I’m designing a framework and in the process I have come across an interesting but most likely basic problem. I have a base class called CoreEngine and two other classes that extend it: CoreEngine1 and CoreEngine2. I created an interface that each of these classes would implement to increase the flexibility of my project. However, I have a problem… The definition of my methods in the interface do not match the definition in each inherited class! Each class must implement the following method:
function get avatar():AvatarBase;
The problem is that CoreEngine1 and CoreEngine2 expect a different type of avatar:
CoreEngine1
function get avatar():AvatarScaling
CoreEngine2
function get avatar():AvatarPlatform
As you can see, the return type for avatar in CoreEngine1 and CoreEngine2 do NOT match the type as specified in the interface. I was hoping that since both AvatarScaling and AvatarPlatform inherit AvatarBase that I wouldn’t have a problem compiling. However, this is not the case. According to Adobe’s documentation, the types MUST match the interface. I am trying to follow one of the core concepts of object oriented programming to extend the flexibility of my framework: “Program to an interface rather than an implementation”. The first thing that comes to my mind is that the return type of the accessor method should be of an interface type (Maybe I just answered my own question).

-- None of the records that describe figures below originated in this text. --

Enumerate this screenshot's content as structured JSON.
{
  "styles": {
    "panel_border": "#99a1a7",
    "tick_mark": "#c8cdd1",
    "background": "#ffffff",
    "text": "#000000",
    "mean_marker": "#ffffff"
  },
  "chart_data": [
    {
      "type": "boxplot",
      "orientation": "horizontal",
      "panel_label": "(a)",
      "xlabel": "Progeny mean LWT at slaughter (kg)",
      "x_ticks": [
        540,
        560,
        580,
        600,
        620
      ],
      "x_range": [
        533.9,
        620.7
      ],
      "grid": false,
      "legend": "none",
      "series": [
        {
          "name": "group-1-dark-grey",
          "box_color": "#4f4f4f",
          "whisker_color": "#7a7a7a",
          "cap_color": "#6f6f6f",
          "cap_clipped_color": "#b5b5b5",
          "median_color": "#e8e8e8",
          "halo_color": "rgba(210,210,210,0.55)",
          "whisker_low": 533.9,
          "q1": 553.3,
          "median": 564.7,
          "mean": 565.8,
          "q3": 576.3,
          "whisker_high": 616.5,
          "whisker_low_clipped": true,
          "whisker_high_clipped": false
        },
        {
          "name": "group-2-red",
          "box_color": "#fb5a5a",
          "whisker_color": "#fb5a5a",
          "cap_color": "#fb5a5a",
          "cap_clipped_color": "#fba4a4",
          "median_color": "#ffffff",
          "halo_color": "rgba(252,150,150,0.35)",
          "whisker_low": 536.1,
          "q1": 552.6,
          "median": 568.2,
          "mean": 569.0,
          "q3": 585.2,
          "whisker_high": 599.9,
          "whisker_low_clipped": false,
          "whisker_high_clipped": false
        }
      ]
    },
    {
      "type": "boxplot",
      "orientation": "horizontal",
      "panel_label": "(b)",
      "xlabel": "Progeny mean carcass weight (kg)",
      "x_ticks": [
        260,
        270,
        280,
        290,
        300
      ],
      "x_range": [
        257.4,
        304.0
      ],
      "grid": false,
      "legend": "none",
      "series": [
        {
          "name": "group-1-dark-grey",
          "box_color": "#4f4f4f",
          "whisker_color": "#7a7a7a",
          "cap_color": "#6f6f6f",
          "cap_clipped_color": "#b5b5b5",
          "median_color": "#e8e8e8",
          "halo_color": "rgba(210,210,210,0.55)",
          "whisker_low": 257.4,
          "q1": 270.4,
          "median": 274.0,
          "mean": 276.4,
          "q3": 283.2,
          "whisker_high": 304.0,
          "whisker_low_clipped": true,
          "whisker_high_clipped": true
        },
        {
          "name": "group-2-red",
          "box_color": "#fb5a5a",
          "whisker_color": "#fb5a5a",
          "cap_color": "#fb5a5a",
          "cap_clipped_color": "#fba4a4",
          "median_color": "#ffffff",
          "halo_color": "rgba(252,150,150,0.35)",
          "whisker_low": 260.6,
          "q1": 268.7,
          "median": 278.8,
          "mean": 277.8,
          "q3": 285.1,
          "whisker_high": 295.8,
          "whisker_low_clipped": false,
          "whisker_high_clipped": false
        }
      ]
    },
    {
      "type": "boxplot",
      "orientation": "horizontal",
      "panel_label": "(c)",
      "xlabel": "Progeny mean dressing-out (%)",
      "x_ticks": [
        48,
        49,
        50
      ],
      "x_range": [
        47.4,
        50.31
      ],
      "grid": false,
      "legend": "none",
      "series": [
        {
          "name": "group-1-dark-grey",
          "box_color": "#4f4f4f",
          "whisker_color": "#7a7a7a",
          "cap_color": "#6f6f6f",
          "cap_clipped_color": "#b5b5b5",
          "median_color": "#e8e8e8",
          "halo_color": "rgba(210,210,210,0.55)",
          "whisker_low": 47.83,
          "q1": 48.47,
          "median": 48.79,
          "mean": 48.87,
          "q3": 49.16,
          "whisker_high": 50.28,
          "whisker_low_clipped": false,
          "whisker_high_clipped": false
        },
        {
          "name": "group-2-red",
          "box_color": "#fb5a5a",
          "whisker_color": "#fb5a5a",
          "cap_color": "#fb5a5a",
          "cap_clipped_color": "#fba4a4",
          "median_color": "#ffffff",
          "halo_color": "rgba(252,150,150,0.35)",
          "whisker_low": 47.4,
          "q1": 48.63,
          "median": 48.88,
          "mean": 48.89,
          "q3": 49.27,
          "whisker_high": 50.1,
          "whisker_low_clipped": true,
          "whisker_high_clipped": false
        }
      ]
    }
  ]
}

I’m certain this is a common problem others have run into before. Architecturally, what do you think is the best way to solve this problem? Thanks in advance!
Regards,
Will
I think you answered your own question… the return type would still be AvatarBase, you need to follow the signature that you specified in the interface… but you can technically return ANY descendent of AvatarBase in that function. So doing something like
in CoreEngine1 would be perfectly acceptable.
Of course in your calling function you will get back an AvatarBase instance, and you will have to know what this is in order to cast to a specific subclass.